L’ouvrage se termine sur une note grave avec des histoires de ventes aux enchères crève-cœur où le patrimoine de plusieurs de nos grandes vedettes de la chanson est dilapidé aux quatre vents.
Entre les deux, il est question d’objets fétiches (la robe noire de Piaf, notamment), de solfège (tous les artistes de la chanson ne savent pas écrire la musique), de carrière abandonnée pour l’enseignement (Mireille et Lucile Dumont).
Dans le chapitre intitulé De profil, on aborde ces chirurgies esthétiques qui ont changé le pif et la vie de Juliette Gréco, Barbara, Pauline Julien et Aznavour. Celui sur leurs cabanes au Canada dit tout du thème abordé, comme cet autre sur leurs amis les animaux où il est bien sûr question de la guenon Pépé de Ferré, mais aussi du lama de Bécaud prénommé… Serge!

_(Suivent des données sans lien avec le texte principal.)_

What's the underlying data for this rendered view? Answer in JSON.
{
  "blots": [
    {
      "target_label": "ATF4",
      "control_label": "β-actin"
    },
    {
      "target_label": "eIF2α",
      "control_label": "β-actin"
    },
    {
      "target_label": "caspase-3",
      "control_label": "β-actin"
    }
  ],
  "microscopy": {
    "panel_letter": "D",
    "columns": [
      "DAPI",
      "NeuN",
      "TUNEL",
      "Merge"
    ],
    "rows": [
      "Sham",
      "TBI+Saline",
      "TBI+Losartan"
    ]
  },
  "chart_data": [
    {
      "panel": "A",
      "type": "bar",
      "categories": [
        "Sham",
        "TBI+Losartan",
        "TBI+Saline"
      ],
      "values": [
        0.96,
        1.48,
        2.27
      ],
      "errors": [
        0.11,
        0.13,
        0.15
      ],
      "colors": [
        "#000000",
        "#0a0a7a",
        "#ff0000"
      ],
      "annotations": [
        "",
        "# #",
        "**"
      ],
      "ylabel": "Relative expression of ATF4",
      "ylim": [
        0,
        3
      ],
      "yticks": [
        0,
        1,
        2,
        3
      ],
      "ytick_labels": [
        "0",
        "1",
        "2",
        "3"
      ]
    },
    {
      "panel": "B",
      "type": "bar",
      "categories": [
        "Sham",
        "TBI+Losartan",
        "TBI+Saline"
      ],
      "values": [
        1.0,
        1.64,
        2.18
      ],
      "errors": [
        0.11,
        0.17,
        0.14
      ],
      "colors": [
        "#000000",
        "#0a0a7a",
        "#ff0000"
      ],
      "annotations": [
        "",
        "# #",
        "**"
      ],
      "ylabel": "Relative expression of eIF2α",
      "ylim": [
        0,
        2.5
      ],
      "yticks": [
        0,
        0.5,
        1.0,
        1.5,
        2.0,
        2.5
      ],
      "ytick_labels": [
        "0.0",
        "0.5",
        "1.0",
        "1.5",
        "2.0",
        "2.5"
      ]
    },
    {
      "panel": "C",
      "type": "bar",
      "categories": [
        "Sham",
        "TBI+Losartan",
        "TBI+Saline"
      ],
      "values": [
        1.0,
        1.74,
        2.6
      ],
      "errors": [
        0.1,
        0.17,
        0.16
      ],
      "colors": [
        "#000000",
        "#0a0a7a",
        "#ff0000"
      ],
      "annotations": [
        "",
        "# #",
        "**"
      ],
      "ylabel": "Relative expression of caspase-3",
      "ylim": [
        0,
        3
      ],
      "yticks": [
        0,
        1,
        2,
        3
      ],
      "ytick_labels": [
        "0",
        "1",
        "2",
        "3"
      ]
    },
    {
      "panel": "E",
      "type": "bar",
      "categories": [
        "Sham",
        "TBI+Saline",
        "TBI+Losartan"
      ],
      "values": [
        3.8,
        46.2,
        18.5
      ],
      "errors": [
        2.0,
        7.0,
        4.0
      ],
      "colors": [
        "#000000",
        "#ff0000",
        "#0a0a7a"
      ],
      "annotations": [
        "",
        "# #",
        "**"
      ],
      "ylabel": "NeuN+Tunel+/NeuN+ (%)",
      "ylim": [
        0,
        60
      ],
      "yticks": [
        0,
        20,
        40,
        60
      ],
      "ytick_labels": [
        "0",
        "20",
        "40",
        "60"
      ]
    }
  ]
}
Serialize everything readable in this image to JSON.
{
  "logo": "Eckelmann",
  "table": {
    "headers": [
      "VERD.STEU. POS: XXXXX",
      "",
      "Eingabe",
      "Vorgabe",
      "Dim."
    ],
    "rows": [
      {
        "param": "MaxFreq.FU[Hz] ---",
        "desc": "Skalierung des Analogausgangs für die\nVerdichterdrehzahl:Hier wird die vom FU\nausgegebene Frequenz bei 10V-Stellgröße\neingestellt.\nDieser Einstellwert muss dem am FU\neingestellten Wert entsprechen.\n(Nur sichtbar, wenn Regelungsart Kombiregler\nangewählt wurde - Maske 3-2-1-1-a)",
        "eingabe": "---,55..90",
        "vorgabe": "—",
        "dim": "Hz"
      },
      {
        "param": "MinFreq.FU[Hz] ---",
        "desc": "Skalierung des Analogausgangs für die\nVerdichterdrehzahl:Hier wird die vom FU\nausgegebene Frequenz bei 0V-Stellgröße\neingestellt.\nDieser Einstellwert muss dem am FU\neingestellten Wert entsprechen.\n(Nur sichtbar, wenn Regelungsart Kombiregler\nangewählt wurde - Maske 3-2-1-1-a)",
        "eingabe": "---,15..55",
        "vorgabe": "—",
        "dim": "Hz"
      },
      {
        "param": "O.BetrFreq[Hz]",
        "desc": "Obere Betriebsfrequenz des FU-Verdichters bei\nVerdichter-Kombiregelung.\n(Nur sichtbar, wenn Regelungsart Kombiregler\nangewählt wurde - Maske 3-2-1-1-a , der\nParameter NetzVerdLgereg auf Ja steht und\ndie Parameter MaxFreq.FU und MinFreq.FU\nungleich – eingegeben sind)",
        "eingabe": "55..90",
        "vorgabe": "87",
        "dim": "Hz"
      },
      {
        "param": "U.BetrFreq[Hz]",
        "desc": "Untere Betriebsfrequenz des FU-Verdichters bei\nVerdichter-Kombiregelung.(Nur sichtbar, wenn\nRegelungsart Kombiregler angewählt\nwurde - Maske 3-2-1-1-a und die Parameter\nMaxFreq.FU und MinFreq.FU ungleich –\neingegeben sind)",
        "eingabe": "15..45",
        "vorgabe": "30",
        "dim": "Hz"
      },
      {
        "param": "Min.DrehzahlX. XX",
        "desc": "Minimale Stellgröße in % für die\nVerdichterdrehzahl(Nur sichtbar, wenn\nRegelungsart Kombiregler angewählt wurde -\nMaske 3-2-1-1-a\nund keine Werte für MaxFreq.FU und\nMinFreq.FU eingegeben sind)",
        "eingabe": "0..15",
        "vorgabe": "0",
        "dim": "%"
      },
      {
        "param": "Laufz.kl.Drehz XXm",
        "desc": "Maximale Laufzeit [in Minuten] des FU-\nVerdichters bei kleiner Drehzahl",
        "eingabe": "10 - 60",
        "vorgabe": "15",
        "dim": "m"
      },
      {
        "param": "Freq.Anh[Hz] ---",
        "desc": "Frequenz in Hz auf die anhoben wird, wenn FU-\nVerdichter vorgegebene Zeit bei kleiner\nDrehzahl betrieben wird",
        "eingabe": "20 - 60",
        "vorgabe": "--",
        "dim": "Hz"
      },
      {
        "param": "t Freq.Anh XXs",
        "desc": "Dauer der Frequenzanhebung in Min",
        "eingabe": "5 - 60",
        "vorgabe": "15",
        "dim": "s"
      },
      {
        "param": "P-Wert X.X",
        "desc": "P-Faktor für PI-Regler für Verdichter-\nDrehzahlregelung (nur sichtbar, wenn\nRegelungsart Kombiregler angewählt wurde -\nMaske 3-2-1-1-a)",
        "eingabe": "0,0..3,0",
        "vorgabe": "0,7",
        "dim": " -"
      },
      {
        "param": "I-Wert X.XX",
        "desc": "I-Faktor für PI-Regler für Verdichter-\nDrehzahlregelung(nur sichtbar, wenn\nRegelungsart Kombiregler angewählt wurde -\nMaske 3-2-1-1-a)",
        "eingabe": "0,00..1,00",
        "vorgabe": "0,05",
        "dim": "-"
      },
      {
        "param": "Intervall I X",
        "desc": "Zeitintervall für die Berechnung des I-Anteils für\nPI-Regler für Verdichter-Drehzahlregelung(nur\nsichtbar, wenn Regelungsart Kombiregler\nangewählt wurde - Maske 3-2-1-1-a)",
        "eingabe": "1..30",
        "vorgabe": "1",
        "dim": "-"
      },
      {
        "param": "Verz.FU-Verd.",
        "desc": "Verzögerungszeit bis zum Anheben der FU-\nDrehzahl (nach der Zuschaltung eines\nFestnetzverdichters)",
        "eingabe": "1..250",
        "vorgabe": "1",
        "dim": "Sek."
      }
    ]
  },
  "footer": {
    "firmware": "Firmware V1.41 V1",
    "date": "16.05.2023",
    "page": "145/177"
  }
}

J’ai particulièrement aimé les pages regroupées sous le titre Des refus, des regrets. Catherine Pépin nous parle avec force détails de grandes chansons qui ont traversé les époques, mais dont on ne soupçonne pas la fragilité originelle. Yves Montand a d’abord dit non à C’est si bon! Personne ne voulait prendre le risque de chanter Le déserteur de Boris Vian. N’eût été Mistinguett qui la trouve au milieu de leur salon, la chanson Y a d’la joie d’un jeune débutant du nom de Trenet n’aurait jamais été interprétée par son amant Maurice Chevalier.
J’ai été emporté par le style vif et enjoué de Catherine Pépin, qui ne lésine pas sur les détails pour bien trousser ses anecdotes. C’est un plus pour moi de savoir que c’est Moustaki qui conduisait lors du tragique accident d’Édith Piaf sur la Nationale 10 en septembre 1958 (un mois après ma naissance), à bord d’une rutilante Citroën DS 19 (ma voiture préférée de tous les temps).
J’avoue, je suis un fan de Catherine Pépin. Je la suis depuis ses débuts radiophoniques en 1998 à Macadam Tribu, animée par le regretté Jacques Bertrand (décédé le 10 novembre 2014, il y a donc 10 ans cette année). Tant de talents ont émergé de cette émission! Outre cette jeune Française fraîchement débarquée à Montréal, mentionnons Stéphane Leclair, Émilie Dubreuil, Philippe Laguë, Bruno Guglielminetti, Jean-François Nadeau.
En lisant Catherine Pépin, j’entendais la voix, les inflexions, la passion si caractéristique de son animation à Ici Musique. Si vous ne connaissez pas son émission Le temps d’une chanson, il n’est pas trop tard pour vous y abonner. Depuis 2012, elle nous donne rendez-vous tous les samedis de 10 heures à midi pour deux heures enchantées d’histoire de la chanson française avec une sélection musicale (des années 1920 aux années 1970) qui nous plonge immanquablement dans la musique de nos souvenirs. Tellement que l’émission pourrait s’appeler C’est si bon, en français!
Cette fille baigne dans la chanson depuis qu’elle est toute petite. Son père, confie-t-elle, était un grand admirateur de Georges Brassens. D’ailleurs le livre Leurs drôles de vies est orné de petits dessins du chanteur à la pipe faits par papa Pépin.
Sa passion pour la musique déborde les frontières de son livre et de ses émissions à Ici Musique (Le temps d’une chanson le samedi et Le temps d’une escale le dimanche). Nouvellement cinquantenaire, cette mère de quatre enfants, dont Otto, jeune chanteur à surveiller, trouve le temps d’être DJ (aux FrancoFolies de Montréal, par exemple) et conceptrice de spectacles.
On reparlera d’elle en mars 2025 lors de la reprise en tournée à travers le Québec de Toutes ces elles, un show de son cru qui «met en lumière les mots et les musiques d’autrices francophones d’ici et d’ailleurs» (Anne Sylvestre, Ariane Moffatt, Ingrid St-Pierre, Angélique Kidjo, etc.).
J’oserais exprimer une faveur en terminant. Si elle a du temps, pourquoi pas un tome deux à cette histoire décalée de la chanson française? Que voulez-vous, j’aime la chanson française en kaléidoscope.